ONE of Britain’s most senior female Asian police officers has accused the Metropolitan Police of discrimination and has begun legal action.
Parm Sandhu, who is of Indian heritage, claims she was denied promotion because of her race and gender, and the first hearing in her case is due to take place at an employment tribunal next week.
Sandhu, 54, joined the Met in 1989. She feels she could have progressed faster had she not been discriminated against over many years.
The police officer is backed by the Metropolitan Black Police Association, as well as Mick Creedon, the former chief constable of Derbyshire Police, who acted as her mentor.
Friends of Sandhu told the BBC that she started legal proceedings “reluctantly” after the force started an investigation into allegations she had encouraged colleagues to support her nomination for a Queen’s Police Medal (QPM).
The QPM is given to serving police officers in the UK and offers are not expected to nominate themselves.

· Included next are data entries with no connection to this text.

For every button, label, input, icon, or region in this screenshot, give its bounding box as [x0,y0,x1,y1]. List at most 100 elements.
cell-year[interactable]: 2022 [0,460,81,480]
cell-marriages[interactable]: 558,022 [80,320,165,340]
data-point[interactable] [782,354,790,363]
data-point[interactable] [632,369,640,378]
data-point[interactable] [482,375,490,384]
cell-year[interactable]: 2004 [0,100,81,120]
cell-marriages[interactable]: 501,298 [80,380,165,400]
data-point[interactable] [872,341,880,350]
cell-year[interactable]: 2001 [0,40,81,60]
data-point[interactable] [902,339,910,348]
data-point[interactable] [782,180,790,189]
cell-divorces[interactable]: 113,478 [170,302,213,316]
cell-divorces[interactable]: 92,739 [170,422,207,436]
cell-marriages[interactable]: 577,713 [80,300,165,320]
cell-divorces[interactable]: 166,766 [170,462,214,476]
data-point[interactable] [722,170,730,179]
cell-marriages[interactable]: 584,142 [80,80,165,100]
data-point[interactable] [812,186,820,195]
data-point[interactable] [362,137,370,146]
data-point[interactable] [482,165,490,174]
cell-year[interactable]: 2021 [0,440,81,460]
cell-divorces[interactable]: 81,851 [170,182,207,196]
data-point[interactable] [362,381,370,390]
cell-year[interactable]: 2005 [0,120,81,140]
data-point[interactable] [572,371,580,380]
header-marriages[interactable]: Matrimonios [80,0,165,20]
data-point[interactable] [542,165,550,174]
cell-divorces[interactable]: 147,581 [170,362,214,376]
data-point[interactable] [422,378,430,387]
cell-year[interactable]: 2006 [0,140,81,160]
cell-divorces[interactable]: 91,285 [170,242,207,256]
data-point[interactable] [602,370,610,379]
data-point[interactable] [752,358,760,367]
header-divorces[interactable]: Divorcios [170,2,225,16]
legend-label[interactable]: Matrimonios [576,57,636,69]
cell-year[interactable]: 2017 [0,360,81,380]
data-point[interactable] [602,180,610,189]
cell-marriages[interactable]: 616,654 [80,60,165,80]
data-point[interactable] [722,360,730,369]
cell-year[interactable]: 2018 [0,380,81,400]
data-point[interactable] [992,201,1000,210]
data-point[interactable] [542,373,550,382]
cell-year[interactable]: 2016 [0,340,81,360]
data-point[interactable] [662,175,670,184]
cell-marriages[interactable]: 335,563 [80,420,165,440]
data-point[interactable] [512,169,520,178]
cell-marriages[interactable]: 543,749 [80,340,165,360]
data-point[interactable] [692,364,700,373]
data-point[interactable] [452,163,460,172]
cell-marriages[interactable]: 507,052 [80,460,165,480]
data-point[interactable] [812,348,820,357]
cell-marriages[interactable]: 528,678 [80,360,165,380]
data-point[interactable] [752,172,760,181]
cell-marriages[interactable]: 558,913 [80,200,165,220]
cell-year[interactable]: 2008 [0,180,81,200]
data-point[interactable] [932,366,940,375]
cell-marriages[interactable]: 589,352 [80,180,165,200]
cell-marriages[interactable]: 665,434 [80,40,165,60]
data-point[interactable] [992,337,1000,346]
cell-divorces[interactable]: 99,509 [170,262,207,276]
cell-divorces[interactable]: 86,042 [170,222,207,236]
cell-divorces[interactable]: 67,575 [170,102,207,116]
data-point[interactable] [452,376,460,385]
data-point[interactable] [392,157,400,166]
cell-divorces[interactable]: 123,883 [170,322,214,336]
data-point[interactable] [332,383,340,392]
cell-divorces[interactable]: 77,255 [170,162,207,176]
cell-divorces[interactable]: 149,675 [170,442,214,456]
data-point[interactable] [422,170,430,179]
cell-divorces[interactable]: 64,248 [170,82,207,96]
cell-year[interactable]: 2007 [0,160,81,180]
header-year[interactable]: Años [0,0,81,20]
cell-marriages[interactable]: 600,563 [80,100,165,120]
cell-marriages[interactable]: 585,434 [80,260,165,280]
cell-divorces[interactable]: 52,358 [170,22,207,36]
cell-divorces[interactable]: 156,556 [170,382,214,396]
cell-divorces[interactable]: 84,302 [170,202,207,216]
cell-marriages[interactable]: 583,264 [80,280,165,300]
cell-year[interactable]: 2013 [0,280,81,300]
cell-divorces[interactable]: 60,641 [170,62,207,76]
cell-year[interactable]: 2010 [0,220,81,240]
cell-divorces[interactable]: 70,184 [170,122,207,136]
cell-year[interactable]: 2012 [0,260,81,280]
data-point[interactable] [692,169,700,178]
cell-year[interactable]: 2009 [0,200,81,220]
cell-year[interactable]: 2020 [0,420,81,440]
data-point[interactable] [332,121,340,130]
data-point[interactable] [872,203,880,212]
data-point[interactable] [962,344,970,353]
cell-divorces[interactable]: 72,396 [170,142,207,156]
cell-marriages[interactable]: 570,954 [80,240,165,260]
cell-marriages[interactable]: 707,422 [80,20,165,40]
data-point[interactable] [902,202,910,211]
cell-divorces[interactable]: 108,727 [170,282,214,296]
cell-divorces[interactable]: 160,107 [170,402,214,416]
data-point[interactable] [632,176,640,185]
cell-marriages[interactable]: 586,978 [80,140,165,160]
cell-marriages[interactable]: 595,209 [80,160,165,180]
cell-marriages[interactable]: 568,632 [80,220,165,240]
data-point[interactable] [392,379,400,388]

They are also not meant to contribute to or know about the process.
In June 2018, Sandhu was informed that she was under investigation for alleged “gross misconduct”. But last month the inquiry concluded she had “no case to answer” and would face no further action.
In response to questions about Sandhu , Scotland Yard said: “A temporary chief superintendent was served with a gross misconduct notice on Wednesday 27 June 2018 and placed on restricted duties.
“Two other officers – a detective superintendent and an inspector – were informed they were under investigation for misconduct only and remained on full duties.
“The investigation concluded in June 2019 and found there was no case to answer for gross misconduct or misconduct in relation to any of the officers.’
Regarding Sandhu’s action against the force, it added: “The claim will be heard on a date yet to be confirmed… It would be inappropriate to comment further at this stage. At this early stage, we are unable to comment further around defending the claim.”